Robert Hudson hosts storytelling night Tall Tales in Kilburn, with Marie Phillips, Emma Beddington, John Finnemore, Benet Brandreth, Toby Davies, Ian Leslie, Mike Westcott, Susannah Pearse and the next, breathlessly awaited, installment of Warhorses (8pm, £5).

If you missed David Vann at the London Review Bookshop on Tuesday, head to Wood Green to see him at the Big Green Bookshop. And if you did see him on Tuesday - this event's free, suckers (7pm).

Hannah Burke, Terri-Ann Brumby and Bianca Sams are performing spoken word / theatre pieces about Mothers at the Poetry Cafe (8pm, £6).

Anthony Grenville marks Holocaust Day at England's Lane Books, talking about German and Austrian refugees (7.30pm, £5).

Stonewall Writer of the Year 2010 Rupert Smith celebrates LGBT month at Woolfson & Tay (7pm, £5 / £3).

Sue Hubbard is this week's author at the Wapping Project Bookshop - book ahead, space is limited (7.30pm, £5).

Emily Critchley and Timothy Thornton read their poetry at the Parasol Unit (7pm, £3 / £1.50).

Friday: Yasmin Alibhai-Brown is at the Museum of London talking about her Settler's Cookbook (6.30pm, £5 / £3, advance booking needed).

Fourth Friday at the Poetry Cafe is hosted by Hylda Sims and Liz Simcock (8pm).

Saturday: Take your kids to Kensington Waterstone's to meet Frog author Joffre White (11am).

Failing that, hear some poetry and music with John Hegley and friends at the Poetry Cafe (11am, £6 / £5).

Later on, Joe Dunthorne, Robbie Burton, Chris Beckett, Anna Johnson, Sophie Collins and Sam Buchan-Watts are all doing The Shuffle at the Poetry Cafe (7.30pm, £5 / £3).

Philip Hancock, Allison McVety and Samantha Wynne-Rhydderch are the poets in St Mary's crypt (7pm, £4 / £3).

Sunday: Hear The Reeve's Tale as it would have been told in Chaucer's time, plus commentary and explanation for those of us who don't speak Medieval English, at the British Library (2.30pm, £6 / £4).

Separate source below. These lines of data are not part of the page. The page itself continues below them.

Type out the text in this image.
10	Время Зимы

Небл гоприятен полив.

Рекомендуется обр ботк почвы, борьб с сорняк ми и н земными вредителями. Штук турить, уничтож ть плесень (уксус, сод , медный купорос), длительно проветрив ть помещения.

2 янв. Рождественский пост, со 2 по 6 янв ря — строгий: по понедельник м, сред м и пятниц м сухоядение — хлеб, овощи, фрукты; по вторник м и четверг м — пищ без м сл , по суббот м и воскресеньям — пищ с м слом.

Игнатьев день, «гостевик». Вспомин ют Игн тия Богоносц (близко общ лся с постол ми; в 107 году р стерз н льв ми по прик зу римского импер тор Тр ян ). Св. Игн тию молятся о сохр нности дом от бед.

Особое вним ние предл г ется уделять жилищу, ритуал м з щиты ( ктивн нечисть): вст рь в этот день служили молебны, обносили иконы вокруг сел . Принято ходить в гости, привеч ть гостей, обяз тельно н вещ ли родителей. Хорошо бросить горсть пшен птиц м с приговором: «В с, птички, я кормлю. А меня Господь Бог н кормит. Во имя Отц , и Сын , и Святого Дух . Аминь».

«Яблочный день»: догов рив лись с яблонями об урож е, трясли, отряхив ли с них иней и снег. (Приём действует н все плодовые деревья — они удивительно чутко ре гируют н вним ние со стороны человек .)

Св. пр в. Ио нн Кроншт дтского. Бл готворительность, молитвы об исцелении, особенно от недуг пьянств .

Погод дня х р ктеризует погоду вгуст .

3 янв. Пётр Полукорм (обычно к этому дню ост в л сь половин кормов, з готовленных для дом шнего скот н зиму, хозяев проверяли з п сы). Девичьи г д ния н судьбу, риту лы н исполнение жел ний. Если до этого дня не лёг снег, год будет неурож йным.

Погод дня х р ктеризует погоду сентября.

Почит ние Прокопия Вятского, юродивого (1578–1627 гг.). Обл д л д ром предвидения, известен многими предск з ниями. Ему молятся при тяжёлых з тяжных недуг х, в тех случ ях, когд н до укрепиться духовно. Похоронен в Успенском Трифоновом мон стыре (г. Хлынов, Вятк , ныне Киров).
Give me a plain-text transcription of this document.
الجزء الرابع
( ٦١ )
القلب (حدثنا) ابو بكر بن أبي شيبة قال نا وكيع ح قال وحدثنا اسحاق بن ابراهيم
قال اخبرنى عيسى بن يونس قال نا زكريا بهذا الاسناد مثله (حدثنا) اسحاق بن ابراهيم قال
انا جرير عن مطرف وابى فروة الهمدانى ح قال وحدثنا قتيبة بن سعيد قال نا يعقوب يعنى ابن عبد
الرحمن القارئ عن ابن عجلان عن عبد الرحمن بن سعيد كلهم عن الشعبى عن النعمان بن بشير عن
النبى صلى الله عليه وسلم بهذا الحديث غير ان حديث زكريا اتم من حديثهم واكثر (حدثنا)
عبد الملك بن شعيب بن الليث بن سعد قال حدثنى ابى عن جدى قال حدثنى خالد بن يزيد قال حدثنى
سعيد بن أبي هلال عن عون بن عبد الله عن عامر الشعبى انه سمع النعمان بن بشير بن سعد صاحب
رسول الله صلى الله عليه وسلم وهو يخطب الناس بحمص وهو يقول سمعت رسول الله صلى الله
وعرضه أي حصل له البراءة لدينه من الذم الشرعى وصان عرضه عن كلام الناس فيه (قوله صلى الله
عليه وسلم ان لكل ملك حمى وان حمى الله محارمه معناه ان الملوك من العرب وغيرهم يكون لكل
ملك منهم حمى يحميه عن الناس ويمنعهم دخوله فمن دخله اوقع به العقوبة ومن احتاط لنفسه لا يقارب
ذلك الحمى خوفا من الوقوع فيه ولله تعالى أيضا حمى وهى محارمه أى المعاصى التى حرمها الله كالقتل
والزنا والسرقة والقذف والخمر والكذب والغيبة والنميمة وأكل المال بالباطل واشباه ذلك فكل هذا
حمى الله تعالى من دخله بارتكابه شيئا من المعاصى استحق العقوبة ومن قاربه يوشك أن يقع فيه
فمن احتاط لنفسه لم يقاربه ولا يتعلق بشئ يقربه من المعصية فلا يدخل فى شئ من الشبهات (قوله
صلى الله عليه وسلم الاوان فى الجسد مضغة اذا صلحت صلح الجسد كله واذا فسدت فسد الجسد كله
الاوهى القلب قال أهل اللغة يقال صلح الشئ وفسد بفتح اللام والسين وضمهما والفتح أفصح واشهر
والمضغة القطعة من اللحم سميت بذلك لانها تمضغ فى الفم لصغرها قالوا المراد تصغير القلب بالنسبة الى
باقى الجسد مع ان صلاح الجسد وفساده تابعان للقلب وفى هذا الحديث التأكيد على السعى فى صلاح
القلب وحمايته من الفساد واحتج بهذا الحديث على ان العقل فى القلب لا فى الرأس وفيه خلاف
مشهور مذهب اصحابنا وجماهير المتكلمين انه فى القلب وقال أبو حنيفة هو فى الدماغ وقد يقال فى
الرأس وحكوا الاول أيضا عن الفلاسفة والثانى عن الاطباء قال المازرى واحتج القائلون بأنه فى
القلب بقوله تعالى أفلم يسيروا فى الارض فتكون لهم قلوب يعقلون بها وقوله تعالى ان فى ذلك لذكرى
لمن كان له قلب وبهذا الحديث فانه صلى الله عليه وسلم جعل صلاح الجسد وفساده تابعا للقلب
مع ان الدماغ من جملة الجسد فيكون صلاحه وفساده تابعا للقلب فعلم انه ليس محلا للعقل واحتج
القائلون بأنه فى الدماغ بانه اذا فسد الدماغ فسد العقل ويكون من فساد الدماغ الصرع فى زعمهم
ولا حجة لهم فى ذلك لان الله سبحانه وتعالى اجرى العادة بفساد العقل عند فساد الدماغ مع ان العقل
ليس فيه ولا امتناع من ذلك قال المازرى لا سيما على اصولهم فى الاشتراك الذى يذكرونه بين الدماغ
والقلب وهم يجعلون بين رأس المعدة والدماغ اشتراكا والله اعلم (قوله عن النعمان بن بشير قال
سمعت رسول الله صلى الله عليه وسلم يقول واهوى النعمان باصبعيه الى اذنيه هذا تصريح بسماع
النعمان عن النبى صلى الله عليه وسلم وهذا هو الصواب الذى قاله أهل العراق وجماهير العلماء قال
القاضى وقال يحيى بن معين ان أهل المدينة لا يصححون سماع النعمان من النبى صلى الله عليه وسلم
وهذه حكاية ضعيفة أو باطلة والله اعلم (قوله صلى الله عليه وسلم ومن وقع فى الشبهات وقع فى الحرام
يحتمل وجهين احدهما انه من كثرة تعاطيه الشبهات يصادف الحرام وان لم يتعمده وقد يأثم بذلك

William Stopha's still holding out Hope for Robots at the Camden People's Theatre (8pm, £6 / £4).

Eric Ormsby directs the conversation as Peter Cole and Adina Hoffman discuss literature from East and West at the Tricycle (1.30pm, £8 / £5).

Lisa Kelly introduces Pauline Sewards and Ali Wood at Torriano Poets (7.30pm, £5 / £3).

Monday: EC Osondu reads from his first collection of short stories, set in Nigeria and America, at the Southbank Centre. Bernadine Evaristo chairs (7.45pm, £8).

Antony Beevor gives the Roy Jenkins Memorial Lecture for the Royal Society of Literature, on the perils of fictionalising history. Tickets are available on the door from 6pm, first come first served.

Ali Smith gives the Sebald Lecture at Kings Place, after the 2010 Translation Awards (7pm, £9.50).

Tuesday: Kid, I Wrote Back are having a birthday SLAM at Bar Kick (7pm).

Utter! is back with Richard Tyrone-Jones Has a Big Heart, joined by Niall Spooner-Harvey and Fay Roberts (7.30pm, £5).